1. Don’t talk down to the other parent or get in arguments in front of your children.
As difficult as it may be to keep from snapping at the other parent, bite your tongue and make a note to call your ex later to discuss the issue. Letting your kids see you fight will only cause them more pain and angst that will hurt them in the long run.
2. Let your children know that you’re happy they are getting to spend time with the other parent before they leave for the weekend.
This one is hard because on the inside you will be screaming and aching and hoping the other parent calls to say the kids can just stay with you…forever. But, chances are that somewhere, deep inside, you know that it is in your children’s best interest to have a good relationship with both parents. So make sure your kids know that too. They are going to miss you when they leave, so let them know it’s OK they are leaving, and that you’ll see them when they get back.
3. Remember that you have to take turns with the kids; and if it’s not your turn, you don’t get to make their schedule.
This may sound like an obvious rule and an easy one to obey, but many parents break this rule because they so badly want to be the “favorite” parent. Example: Your mother calls and says, “I’d love to take you and the kids to Carowinds on Saturday. Is that OK?” You know it’s the other parent’s weekend, but you give the OK for Carowinds and then hurry to tell your kids that Grandma is taking you all to the park this weekend, all before checking in with the other parent. Then when you do check in with the other parent, you learn that they already have (not so exciting) plans on Saturday that the other parent is refusing to break or reschedule. So you go back to your kids and tell them, “I’m sorry, but we can’t go to Carowinds with Grandma on Saturday because Daddy won’t let you go.” Now you’ve come out looking like the fun parent and he’s the bad guy. Always check with the other parent before scheduling an activity during their time with the children. That way you avoid disappointing the kids and placing blame on one side or the other.
4. Keep the lines of communication open, and be consistent.
Don’t let your children start playing Mom and Dad against each other go get what they want. Make sure you and the other parent are still on the same page about the ground rules for the kids. When something comes up that your child gets in trouble over, discuss it with the other parent. Talk about how the child was disciplined, and if appropriate, ask that they carry the discipline over to their house. If the child was told “no iPad for three days” but it has only been two, the other parent should not allow the use of the iPad for one more day. This way your children don’t start seeing trends that will allow them to get out of punishments, or get something they want, but one parent won’t let them have. This stability will help your children settle in to this new lifestyle more smoothly and quickly.

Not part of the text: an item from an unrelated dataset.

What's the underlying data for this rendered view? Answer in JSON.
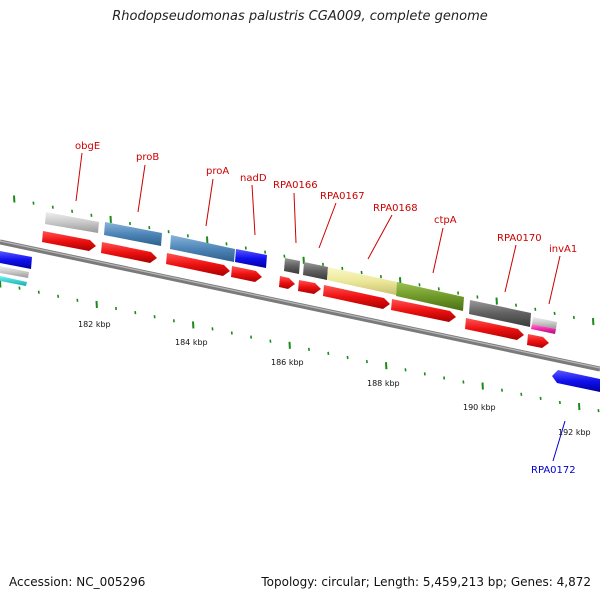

5. Be flexible when possible.
Don’t keep your kids from doing something fun with the other parent just because you’re jealous of the time they’ll get together, or because you wish it was you taking the kids on a fun outing. Ask the other parent to take pictures of their activity to send you so that when your kids get back, you can talk to them about it and share in their excitement. And don’t forget to be excited with them. Don’t let your children feel bad for having a good time, even if it was without you.
6. Don’t EVER make your children choose.
Having to choose between Mom and Dad is a position your children should never find themselves in. This separation and divorce are not their faults and you should never put them in the middle. When both parents want the children one weekend for some special activity, birthday, or event, don’t ask the kids what they want to do. That is not their job – it’s yours and your ex’s. You may not be able to agree, and if that’s the case, then flip a coin. Agree to alternate years for birthdays, holidays, etc. But do not EVER make your children choose between their parents.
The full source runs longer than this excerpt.